Security¶

This page complements SECURITY.md at the repo root with a threat model: what piighost protects against, and what it does not.

What `piighost` protects against¶

Within the protection scope

Exfiltration toward third-party LLMs: the LLM only ever sees placeholders (<<PERSON:1>>, etc.), not the real PII. Even if the provider logs the request, no sensitive data is leaked.
Tool-call leakage: the middleware deanonymizes tool arguments just before execution and re-anonymizes results before they go back to the LLM, so the real values never flow through the LLM's visible context.
Cross-message drift: the cache links variants (Patrick / patrick) so the same entity keeps the same placeholder across the whole conversation, preventing the LLM from seeing the same PII under different masks.

What `piighost` does not protect against¶

Outside the protection scope

Local memory compromise: the cache holds the mapping placeholder -> real value in memory (or in whatever backend you configured). An attacker with process memory access recovers the mapping in cleartext.
Disk theft of an unencrypted cache backend: if you point aiocache at a Redis instance without disk encryption, and someone walks off with the disk, they walk off with the mapping. Encrypt backend storage.
LLM hallucinations: if the LLM invents a PII that was never in the input, piighost cannot link it because it was never cached. See Limitations for mitigation.
Side-channel inference: placeholders preserve the structure of the text. A determined adversary with partial knowledge could attempt to re-identify entities from context (rare, but not impossible).
Upstream access to logs: piighost does not log raw PII, but your app might. Audit your own logging, tracing, and error reporting before claiming compliance.

Logging discipline for PII-bearing dataclasses¶

The Detection dataclass holds the raw PII surface form in its text field. The dataclass-generated __repr__ renders that value verbatim, which keeps the API predictable for inspection, debugging, and tests:

>>> from piighost.models import Detection, Span
>>> d = Detection(text="Patrick", label="PERSON", position=Span(0, 7), confidence=0.9)
>>> repr(d)
"Detection(text='Patrick', label='PERSON', position=Span(start_pos=0, end_pos=7), confidence=0.9)"

The library deliberately does not auto-mask the field. If you forward Detection or Entity instances to logs, traces, or error reporters, scrub them yourself. Two simple recipes:

Filter to_dict() before serialization (drop the text key).
Wrap your structured logger with a redactor that recognises Detection and replaces text with a length marker.

piighost itself never writes PII to any logger; the discipline above is needed in your own code.

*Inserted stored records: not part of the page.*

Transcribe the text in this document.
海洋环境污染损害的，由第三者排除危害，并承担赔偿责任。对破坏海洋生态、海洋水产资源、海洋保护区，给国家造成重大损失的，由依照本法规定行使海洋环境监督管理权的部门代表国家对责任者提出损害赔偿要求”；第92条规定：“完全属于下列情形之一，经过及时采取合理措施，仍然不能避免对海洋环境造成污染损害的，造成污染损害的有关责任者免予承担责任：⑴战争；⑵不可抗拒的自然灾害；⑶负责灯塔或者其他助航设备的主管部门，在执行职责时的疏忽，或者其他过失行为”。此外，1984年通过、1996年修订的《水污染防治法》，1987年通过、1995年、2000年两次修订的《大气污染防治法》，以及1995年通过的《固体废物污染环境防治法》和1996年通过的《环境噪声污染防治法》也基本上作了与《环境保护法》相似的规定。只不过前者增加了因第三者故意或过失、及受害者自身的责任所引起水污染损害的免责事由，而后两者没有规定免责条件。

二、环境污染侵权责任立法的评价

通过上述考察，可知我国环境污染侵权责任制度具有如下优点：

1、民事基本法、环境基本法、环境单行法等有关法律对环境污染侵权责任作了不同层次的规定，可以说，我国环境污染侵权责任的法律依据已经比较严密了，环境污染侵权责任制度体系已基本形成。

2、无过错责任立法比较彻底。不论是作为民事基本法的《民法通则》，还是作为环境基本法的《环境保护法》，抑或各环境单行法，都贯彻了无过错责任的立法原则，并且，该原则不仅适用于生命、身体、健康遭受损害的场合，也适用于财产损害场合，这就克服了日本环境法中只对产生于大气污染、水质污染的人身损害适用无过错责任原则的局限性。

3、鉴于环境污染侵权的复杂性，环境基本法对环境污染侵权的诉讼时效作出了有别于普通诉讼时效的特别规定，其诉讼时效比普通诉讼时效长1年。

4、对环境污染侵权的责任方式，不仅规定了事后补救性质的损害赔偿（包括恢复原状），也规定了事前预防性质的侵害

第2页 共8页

Observation payload redaction¶

When the pipeline is wired to an AbstractObservationService (for example LangfuseObservationService), each stage emits a child observation with its own input and output. The pipeline runs a dedicated placeholder factory on every PII span before the payload reaches the backend. The default is RedactPlaceholderFactory(), which collapses every entity to <<REDACT>>:

user text             : "Patrick lives in Paris."
observation payload   : "<<REDACT>> lives in <<REDACT>>."

Concretely:

the root span's input, the detect stage's input, and the placeholder stage's input are filled with the text rendered by the factory once detection has run. Until detection produces a reliable mapping the root span has no input at all, so nothing leaks early,
Detection and Entity records serialized into detect.output and link.input/output carry the factory's token instead of their text field. Label, position, and confidence stay visible for debugging,
already-anonymized payloads (placeholder.output, guard.input/output, the root span's output) pass through unchanged because they contain placeholders only.

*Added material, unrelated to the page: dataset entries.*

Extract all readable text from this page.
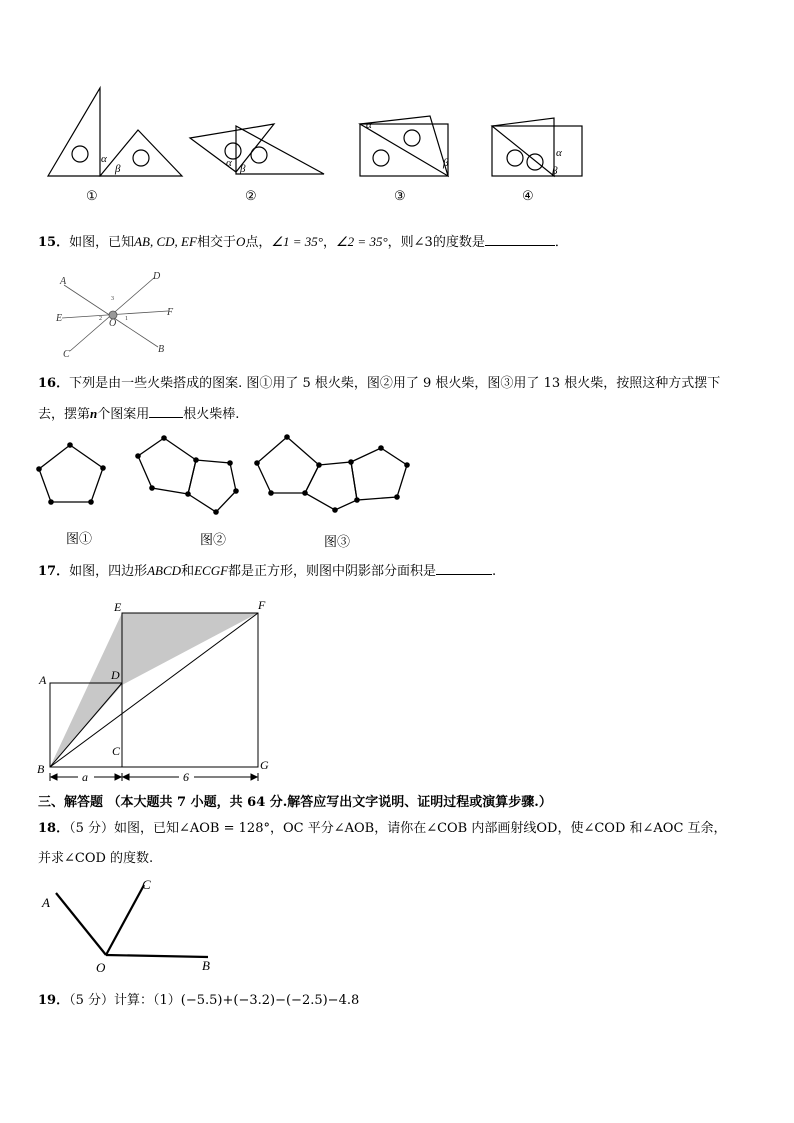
α
β	α β
α
β
α
β
①	②	③	④
15．如图，已知AB, CD, EF相交于O点，∠1 = 35°，∠2 = 35°，则∠3的度数是	．
A	D
E
F
O
C	B
3
2	1
16．下列是由一些火柴搭成的图案. 图①用了 5 根火柴，图②用了 9 根火柴，图③用了 13 根火柴，按照这种方式摆下
去，摆第n个图案用	根火柴棒.
图①	图②	图③
17．如图，四边形ABCD和ECGF都是正方形，则图中阴影部分面积是	.
E	F
A	D
C
B	G
a	6
三、解答题 （本大题共 7 小题，共 64 分.解答应写出文字说明、证明过程或演算步骤.）
18．（5 分）如图，已知∠AOB = 128°，OC 平分∠AOB，请你在∠COB 内部画射线OD，使∠COD 和∠AOC 互余，
并求∠COD 的度数.
A
C
O	B
19．（5 分）计算：（1）(−5.5)+(−3.2)−(−2.5)−4.8
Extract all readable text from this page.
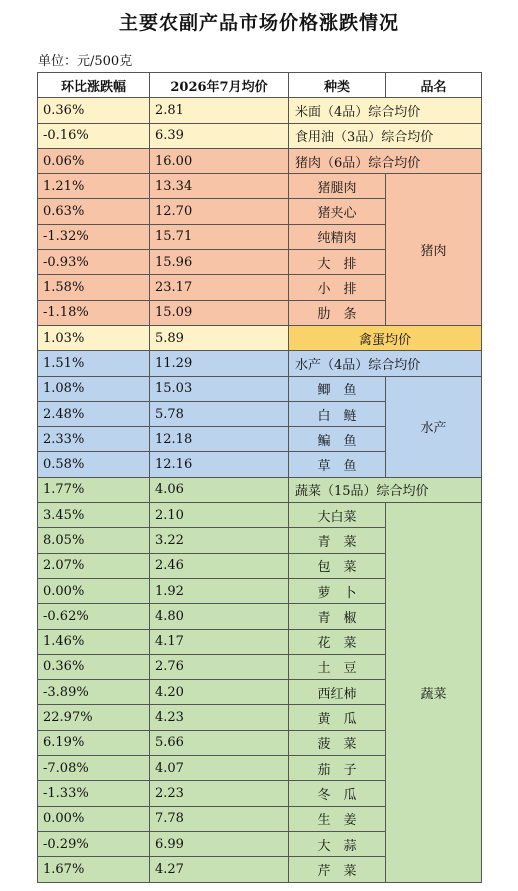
主要农副产品市场价格涨跌情况
单位：元/500克
环比涨跌幅	2026年7月均价	种类	品名
0.36%	2.81	米面（4品）综合均价	
-0.16%	6.39	食用油（3品）综合均价	
0.06%	16.00	猪肉（6品）综合均价	
1.21%	13.34	猪腿肉	猪肉
0.63%	12.70	猪夹心	
-1.32%	15.71	纯精肉	
-0.93%	15.96	大　排	
1.58%	23.17	小　排	
-1.18%	15.09	肋　条	
1.03%	5.89	禽蛋均价	
1.51%	11.29	水产（4品）综合均价	
1.08%	15.03	鲫　鱼	水产
2.48%	5.78	白　鲢	
2.33%	12.18	鳊　鱼	
0.58%	12.16	草　鱼	
1.77%	4.06	蔬菜（15品）综合均价	
3.45%	2.10	大白菜	蔬菜
8.05%	3.22	青　菜	
2.07%	2.46	包　菜	
0.00%	1.92	萝　卜	
-0.62%	4.80	青　椒	
1.46%	4.17	花　菜	
0.36%	2.76	土　豆	
-3.89%	4.20	西红柿	
22.97%	4.23	黄　瓜	
6.19%	5.66	菠　菜	
-7.08%	4.07	茄　子	
-1.33%	2.23	冬　瓜	
0.00%	7.78	生　姜	
-0.29%	6.99	大　蒜	
1.67%	4.27	芹　菜	
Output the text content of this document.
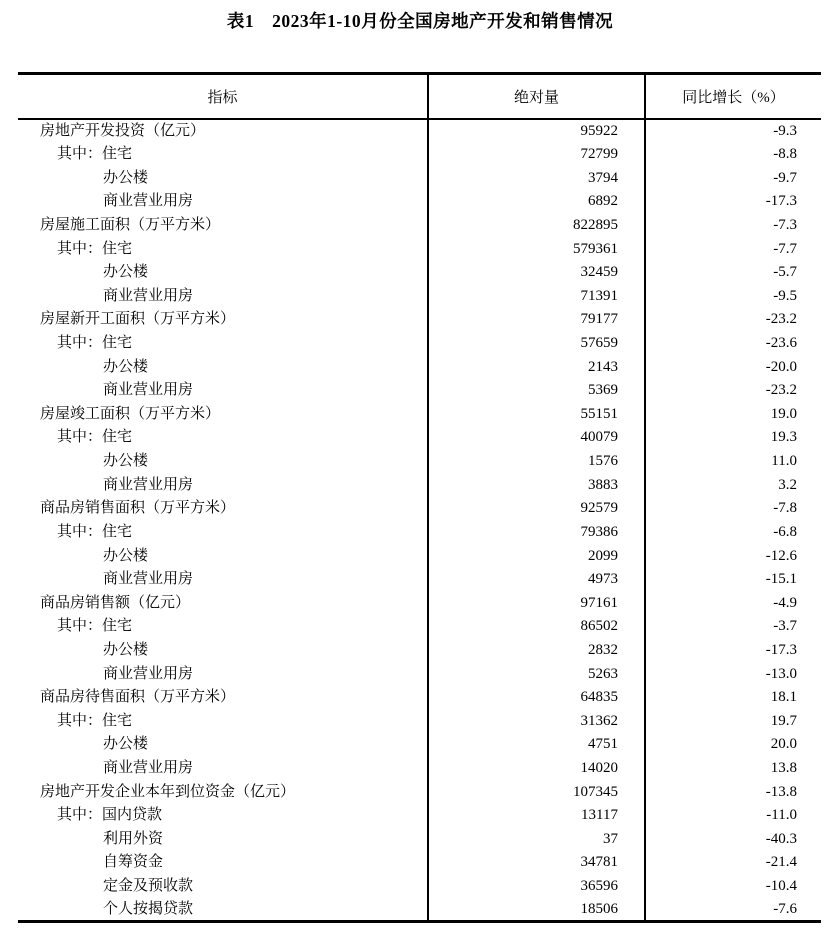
表1　2023年1-10月份全国房地产开发和销售情况
指标	绝对量	同比增长（%）
房地产开发投资（亿元）	95922	-9.3
其中：住宅	72799	-8.8
办公楼	3794	-9.7
商业营业用房	6892	-17.3
房屋施工面积（万平方米）	822895	-7.3
其中：住宅	579361	-7.7
办公楼	32459	-5.7
商业营业用房	71391	-9.5
房屋新开工面积（万平方米）	79177	-23.2
其中：住宅	57659	-23.6
办公楼	2143	-20.0
商业营业用房	5369	-23.2
房屋竣工面积（万平方米）	55151	19.0
其中：住宅	40079	19.3
办公楼	1576	11.0
商业营业用房	3883	3.2
商品房销售面积（万平方米）	92579	-7.8
其中：住宅	79386	-6.8
办公楼	2099	-12.6
商业营业用房	4973	-15.1
商品房销售额（亿元）	97161	-4.9
其中：住宅	86502	-3.7
办公楼	2832	-17.3
商业营业用房	5263	-13.0
商品房待售面积（万平方米）	64835	18.1
其中：住宅	31362	19.7
办公楼	4751	20.0
商业营业用房	14020	13.8
房地产开发企业本年到位资金（亿元）	107345	-13.8
其中：国内贷款	13117	-11.0
利用外资	37	-40.3
自筹资金	34781	-21.4
定金及预收款	36596	-10.4
个人按揭贷款	18506	-7.6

This default protects user input even when the pipeline fails before producing the final anonymized text. A crash at the link or placeholder stage cannot leak raw PII to Langfuse, because every payload pushed so far already carries observation placeholders.

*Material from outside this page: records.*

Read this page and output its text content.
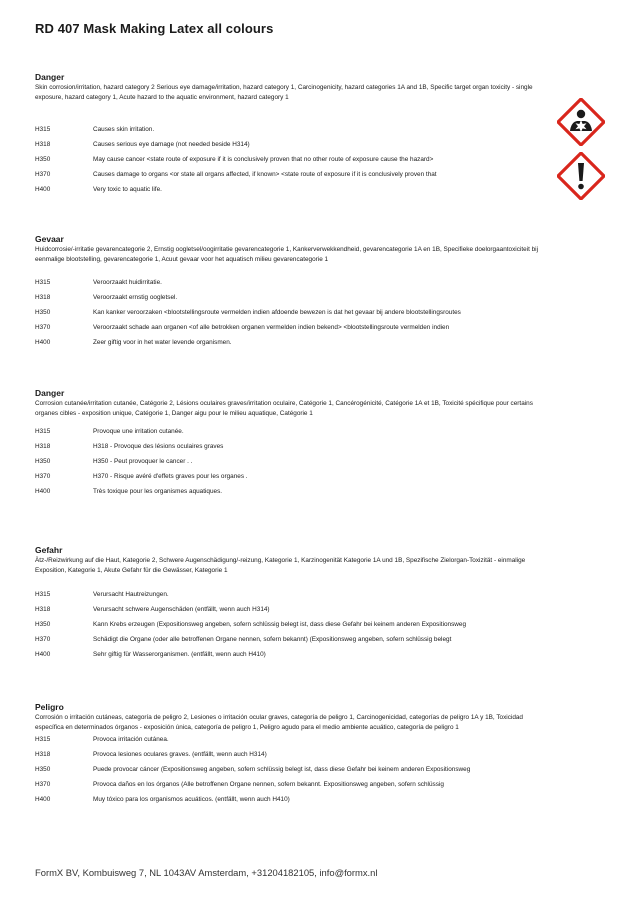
RD 407 Mask Making Latex all colours
Danger
Skin corrosion/irritation, hazard category 2 Serious eye damage/irritation, hazard category 1, Carcinogenicity, hazard categories 1A and 1B, Specific target organ toxicity - single exposure, hazard category 1, Acute hazard to the aquatic environment, hazard category 1
H315	Causes skin irritation.
H318	Causes serious eye damage (not needed beside H314)
H350	May cause cancer <state route of exposure if it is conclusively proven that no other route of exposure cause the hazard>
H370	Causes damage to organs <or state all organs affected, if known> <state route of exposure if it is conclusively proven that
H400	Very toxic to aquatic life.
Gevaar
Huidcorrosie/-irritatie gevarencategorie 2, Ernstig oogletsel/oogirritatie gevarencategorie 1, Kankerverwekkendheid, gevarencategorie 1A en 1B, Specifieke doelorgaantoxiciteit bij eenmalige blootstelling, gevarencategorie 1, Acuut gevaar voor het aquatisch milieu gevarencategorie 1
H315	Veroorzaakt huidirritatie.
H318	Veroorzaakt ernstig oogletsel.
H350	Kan kanker veroorzaken <blootstellingsroute vermelden indien afdoende bewezen is dat het gevaar bij andere blootstellingsroutes
H370	Veroorzaakt schade aan organen <of alle betrokken organen vermelden indien bekend> <blootstellingsroute vermelden indien
H400	Zeer giftig voor in het water levende organismen.
Danger
Corrosion cutanée/irritation cutanée, Catégorie 2, Lésions oculaires graves/irritation oculaire, Catégorie 1, Cancérogénicité, Catégorie 1A et 1B, Toxicité spécifique pour certains organes cibles - exposition unique, Catégorie 1, Danger aigu pour le milieu aquatique, Catégorie 1
H315	Provoque une irritation cutanée.
H318	H318 - Provoque des lésions oculaires graves
H350	H350 - Peut provoquer le cancer . .
H370	H370 - Risque avéré d'effets graves pour les organes .
H400	Très toxique pour les organismes aquatiques.
Gefahr
Ätz-/Reizwirkung auf die Haut, Kategorie 2, Schwere Augenschädigung/-reizung, Kategorie 1, Karzinogenität Kategorie 1A und 1B, Spezifische Zielorgan-Toxizität - einmalige Exposition, Kategorie 1, Akute Gefahr für die Gewässer, Kategorie 1
H315	Verursacht Hautreizungen.
H318	Verursacht schwere Augenschäden (entfällt, wenn auch H314)
H350	Kann Krebs erzeugen (Expositionsweg angeben, sofern schlüssig belegt ist, dass diese Gefahr bei keinem anderen Expositionsweg
H370	Schädigt die Organe (oder alle betroffenen Organe nennen, sofern bekannt) (Expositionsweg angeben, sofern schlüssig belegt
H400	Sehr giftig für Wasserorganismen. (entfällt, wenn auch H410)
Peligro
Corrosión o irritación cutáneas, categoría de peligro 2, Lesiones o irritación ocular graves, categoría de peligro 1, Carcinogenicidad, categorías de peligro 1A y 1B, Toxicidad específica en determinados órganos - exposición única, categoría de peligro 1, Peligro agudo para el medio ambiente acuático, categoría de peligro 1
H315	Provoca irritación cutánea.
H318	Provoca lesiones oculares graves. (entfällt, wenn auch H314)
H350	Puede provocar cáncer (Expositionsweg angeben, sofern schlüssig belegt ist, dass diese Gefahr bei keinem anderen Expositionsweg
H370	Provoca daños en los órganos (Alle betroffenen Organe nennen, sofern bekannt. Expositionsweg angeben, sofern schlüssig
H400	Muy tóxico para los organismos acuáticos. (entfällt, wenn auch H410)
FormX BV, Kombuisweg 7, NL 1043AV Amsterdam, +31204182105, info@formx.nl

To surface more structure (for example a distinct counter per PII during local development), pass a different factory to the constructor:

from piighost.placeholder import RedactCounterPlaceholderFactory

pipeline = ThreadAnonymizationPipeline(
    detector=detector,
    anonymizer=anonymizer,
    observation=LangfuseObservationService(client),
    observation_ph_factory=RedactCounterPlaceholderFactory(),  # <<REDACT:1>>, <<REDACT:2>>, ...
)

Any AnyPlaceholderFactory implementation is accepted. The observation factory is independent from the one used for actual anonymization, so you can display <<PERSON:1>> on Langfuse while keeping a Faker-generated fake name in the prompt sent to the LLM.

Design decisions that back the threat model¶

Anonymization happens locally: PII is replaced before the HTTP request hits the LLM provider.
SHA-256 keyed cache: placeholders are deterministically derived, not stored in plaintext under the placeholder label. Even a cache dump does not reveal which placeholder maps to which PII without the salt.
No logging of raw PII by the library: piighost itself never writes PII to any logger. Your own code must follow the same discipline.
Frozen dataclasses: Entity, Detection, Span are immutable, preventing accidental mutation after anonymization has been applied.

Reporting a vulnerability¶

See SECURITY.md for the private vulnerability reporting channel and the supported-version matrix.